Die Theatergruppe "dieheroldfliri.at" zeigt derzeit ihr neues Stück "Das Rote vom Ei" (Foto: Mark Mosman)
Walter Gasperi · 30. Okt 2014 · Film

Aktuell in den Filmclubs (31.10. - 6.11. 2014)

Im Andelsbucher Gasthaus Jöslar steht diese Woche Olivier Assayas´ grandioses Biopic „Carlos“ auf dem Programm. Am Spielboden Dornbirn wird dagegen im Rahmen des „Tanz Ist“-Festivals mit Stephan Setteles „Erwachen aus dem Schicksal“ ein vielschichtiger Dokumentarfilm über den Dornbirner Zeichner Edmund Kalb gezeigt.

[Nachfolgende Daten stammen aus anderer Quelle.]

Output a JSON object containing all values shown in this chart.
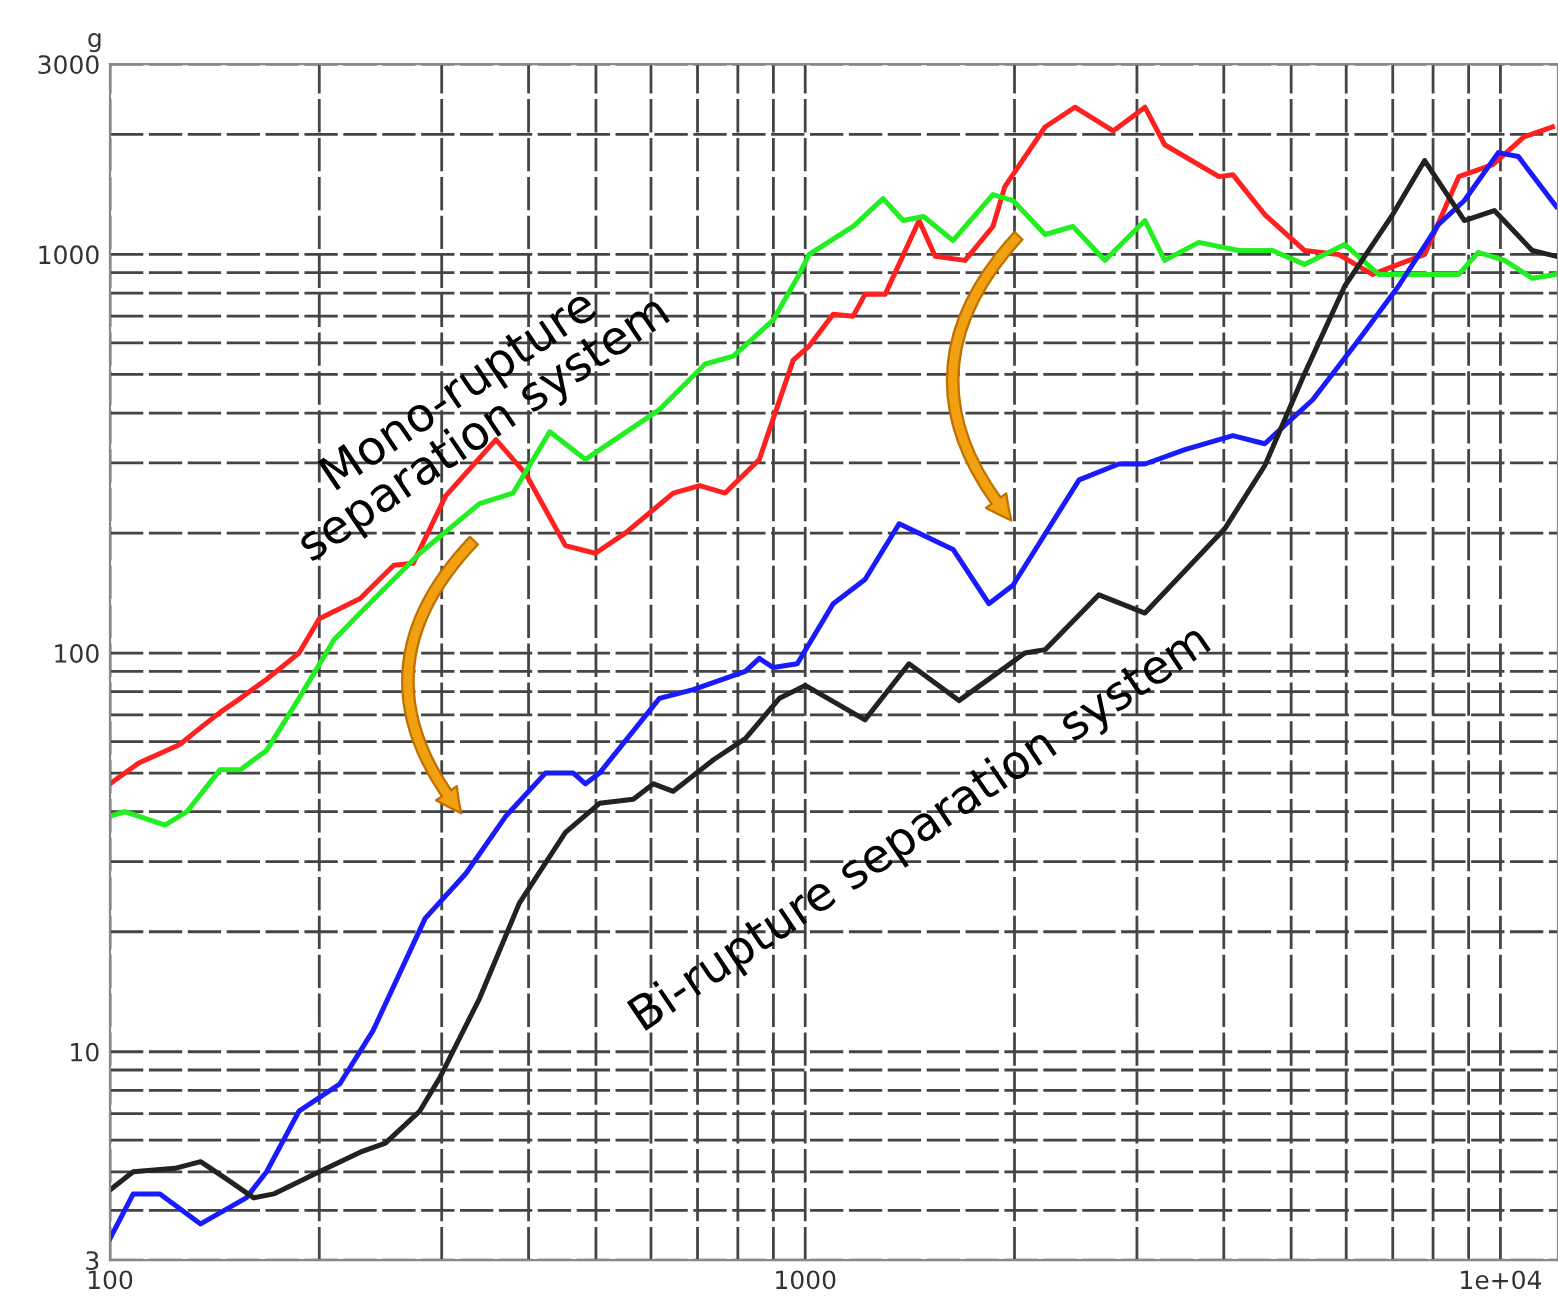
{
  "chart_data": {
    "type": "line",
    "ylabel": "g",
    "log": "xy",
    "grid": true,
    "legend": false,
    "marker": "none",
    "line_style": "solid",
    "xlim": [
      100,
      12100
    ],
    "ylim": [
      3,
      3000
    ],
    "xticks": [
      100,
      1000,
      {
        "value": 10000,
        "label": "1e+04"
      }
    ],
    "yticks": [
      3,
      10,
      100,
      1000,
      3000
    ],
    "annotations": [
      "Mono-rupture\nseparation system",
      "Bi-rupture separation system"
    ],
    "series": [
      {
        "color": "#ff2020",
        "x": [
          100,
          110,
          118,
          126,
          135,
          144,
          154,
          168,
          187,
          200,
          229,
          256,
          273,
          304,
          359,
          396,
          452,
          499,
          551,
          646,
          705,
          767,
          859,
          961,
          1013,
          1097,
          1172,
          1219,
          1303,
          1458,
          1538,
          1698,
          1862,
          1937,
          2213,
          2443,
          2773,
          3081,
          3289,
          3936,
          4121,
          4581,
          5224,
          5848,
          6547,
          7132,
          7780,
          8710,
          9750,
          10810,
          11880
        ],
        "values": [
          47,
          53,
          56,
          59,
          65,
          71,
          77,
          86,
          100,
          122,
          137,
          166,
          168,
          248,
          343,
          282,
          186,
          178,
          200,
          252,
          263,
          252,
          306,
          543,
          589,
          708,
          700,
          794,
          794,
          1216,
          989,
          966,
          1175,
          1479,
          2087,
          2340,
          2040,
          2340,
          1884,
          1567,
          1585,
          1259,
          1023,
          1000,
          891,
          944,
          1000,
          1567,
          1679,
          1972,
          2087
        ]
      },
      {
        "color": "#22ee22",
        "x": [
          100,
          105,
          120,
          129,
          144,
          154,
          168,
          187,
          210,
          229,
          279,
          340,
          380,
          429,
          483,
          617,
          718,
          788,
          899,
          980,
          1013,
          1172,
          1294,
          1383,
          1479,
          1632,
          1862,
          1990,
          2213,
          2427,
          2698,
          3081,
          3289,
          3681,
          4207,
          4699,
          5224,
          5970,
          6683,
          7780,
          8710,
          9290,
          10140,
          11110,
          12030
        ],
        "values": [
          39,
          40,
          37,
          40,
          51,
          51,
          57,
          77,
          108,
          126,
          178,
          237,
          252,
          359,
          306,
          408,
          531,
          556,
          684,
          891,
          1000,
          1175,
          1380,
          1216,
          1245,
          1084,
          1413,
          1365,
          1122,
          1175,
          966,
          1216,
          966,
          1072,
          1023,
          1023,
          944,
          1059,
          891,
          891,
          891,
          1012,
          966,
          871,
          891
        ]
      },
      {
        "color": "#1a1aff",
        "x": [
          100,
          108,
          118,
          135,
          157,
          168,
          187,
          214,
          239,
          284,
          325,
          371,
          423,
          464,
          483,
          506,
          617,
          690,
          820,
          859,
          899,
          974,
          1097,
          1219,
          1365,
          1632,
          1837,
          1990,
          2477,
          2825,
          3081,
          3516,
          4121,
          4581,
          5370,
          6252,
          7132,
          8147,
          8875,
          9930,
          10610,
          12030
        ],
        "values": [
          3.4,
          4.4,
          4.4,
          3.7,
          4.3,
          5.0,
          7.1,
          8.3,
          11.3,
          21.6,
          28,
          39,
          50,
          50,
          47,
          50,
          77,
          81,
          90,
          97,
          92,
          94,
          133,
          153,
          211,
          182,
          133,
          148,
          272,
          298,
          298,
          324,
          351,
          335,
          432,
          610,
          832,
          1189,
          1365,
          1800,
          1760,
          1318
        ]
      },
      {
        "color": "#222222",
        "x": [
          100,
          108,
          124,
          135,
          147,
          161,
          172,
          200,
          229,
          249,
          279,
          298,
          340,
          388,
          452,
          506,
          566,
          605,
          646,
          738,
          820,
          918,
          974,
          1000,
          1219,
          1410,
          1664,
          2070,
          2213,
          2645,
          3081,
          4012,
          4581,
          5224,
          5970,
          6998,
          7780,
          8875,
          9800,
          11110,
          12030
        ],
        "values": [
          4.5,
          5.0,
          5.1,
          5.3,
          4.8,
          4.3,
          4.4,
          5.0,
          5.6,
          5.9,
          7.1,
          8.6,
          13.6,
          23.6,
          35.5,
          42,
          43,
          47,
          45,
          54,
          61,
          77,
          81,
          83,
          68,
          94,
          76,
          100,
          102,
          140,
          126,
          205,
          295,
          501,
          832,
          1259,
          1720,
          1216,
          1288,
          1023,
          989
        ]
      }
    ]
  }
}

Carlos: Olivier Assayas zeichnet in 185 mitreißenden Minuten nicht nur das schillernde Porträt des berüchtigten Topterroristen, sondern bietet auch einen Einblick in die weltpolitischen Umbrüche zwischen den 1970er und 1990er Jahren.

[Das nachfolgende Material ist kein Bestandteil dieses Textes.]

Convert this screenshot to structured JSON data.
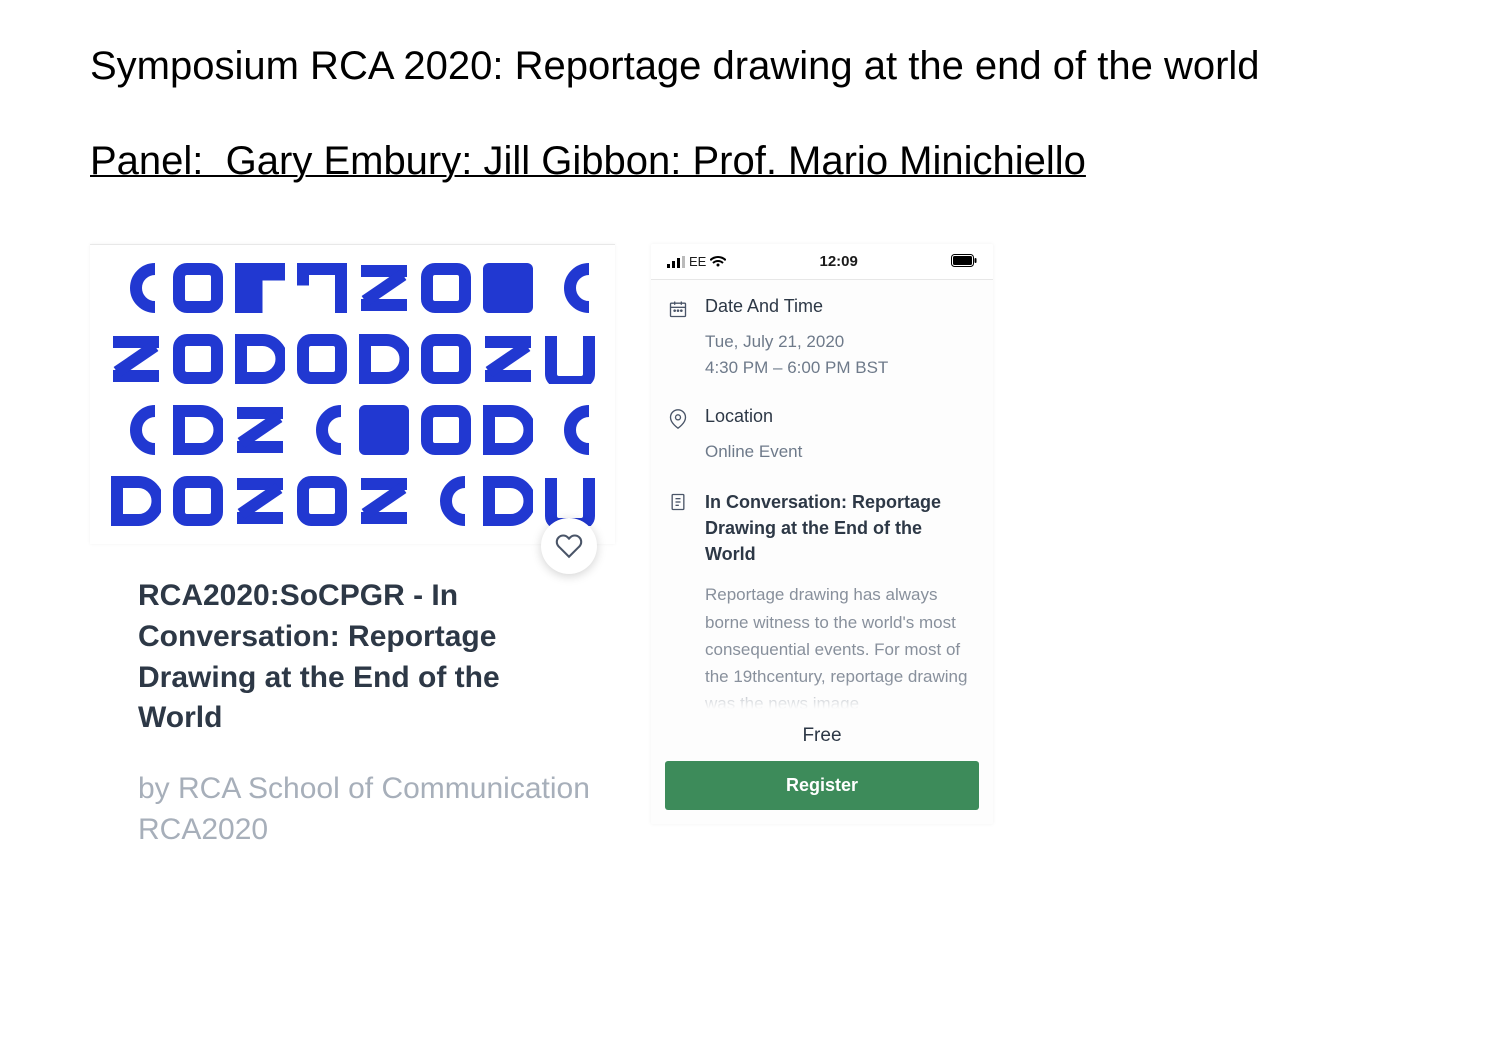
{
  "colors": {
    "brand_blue": "#2138d1",
    "text_dark": "#2d3846",
    "text_muted": "#a7afba",
    "text_grey": "#6e7a8a",
    "register_green": "#3d8b5a",
    "white": "#ffffff"
  },
  "headings": {
    "main": "Symposium RCA 2020: Reportage drawing at the end of the world",
    "panel": "Panel:  Gary Embury: Jill Gibbon: Prof. Mario Minichiello"
  },
  "left": {
    "title": "RCA2020:SoCPGR - In Conversation: Reportage Drawing at the End of the World",
    "byline": "by RCA School of Communication RCA2020",
    "graphic": {
      "rows": 4,
      "cols": 8,
      "color": "#2138d1"
    }
  },
  "phone": {
    "status": {
      "carrier": "EE",
      "time": "12:09"
    },
    "date_time": {
      "heading": "Date And Time",
      "date": "Tue, July 21, 2020",
      "time": "4:30 PM – 6:00 PM BST"
    },
    "location": {
      "heading": "Location",
      "value": "Online Event"
    },
    "description": {
      "title": "In Conversation: Reportage Drawing at the End of the World",
      "body": "Reportage drawing has always borne witness to the world's most consequential events. For most of the 19th​century, reportage drawing was the news image"
    },
    "price": "Free",
    "register_label": "Register"
  }
}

Assayas versucht nicht Carlos zu erklären, er schildert ihn nur von außen, stilisiert ihn keinesfalls zum Helden, verteufelt ihn aber auch nicht.

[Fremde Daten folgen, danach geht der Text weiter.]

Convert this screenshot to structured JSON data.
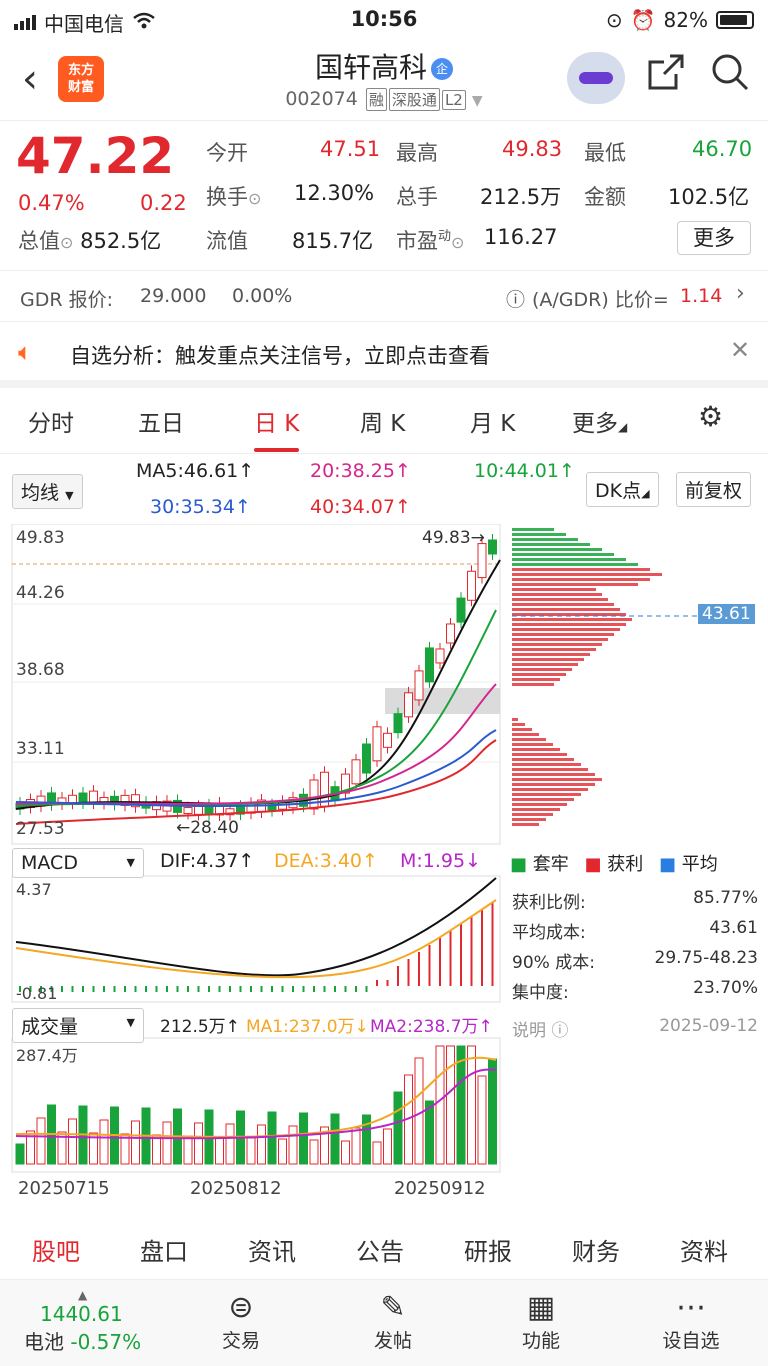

Großartig ist Édgar Ramírez in der Hauptrolle. Er spielt Carlos als brutalen Killer und linken Terroristen im Anzug, der selbstverliebt vor dem Spiegel seinen eigenen Körper begutachtet, sich dann aber auch wieder gehen lässt und übergewichtig im Nahen Osten herumhängt. Rücksichtslos auch gegenüber seinen Mitstreitern setzt er seine Pläne durch, Geld ist ihm wichtiger als politische Grundsätze – und natürlich Frauen, die ihm verfallen und ihm hörig sind.
Meisterhaft bettet Assayas dieses Porträt in den historischen Hintergrund ein und zeichnet ein Bild  vom politischen Terror in der Nachfolge Che Guevaras, von einer Zeit, in der es auf Flughäfen und Konferenzen noch keine strengen Kontrollen gab, von den internationalen Vernetzungen von Syrien bis Ostdeutschland und Ungarn und vom Ende dieses Terrorismus durch den weltpolitischen Wandel mit dem Fall des Eisernen Vorhangs. Denn die Ereignisse von 1989 nahmen dem Terrorismus nicht nur die Aktionsbasen in Osteuropa, sondern auch die Auftraggeber im Nahen Osten, die auf Druck der USA Carlos aus Syrien, dann aus Libyen auswiesen.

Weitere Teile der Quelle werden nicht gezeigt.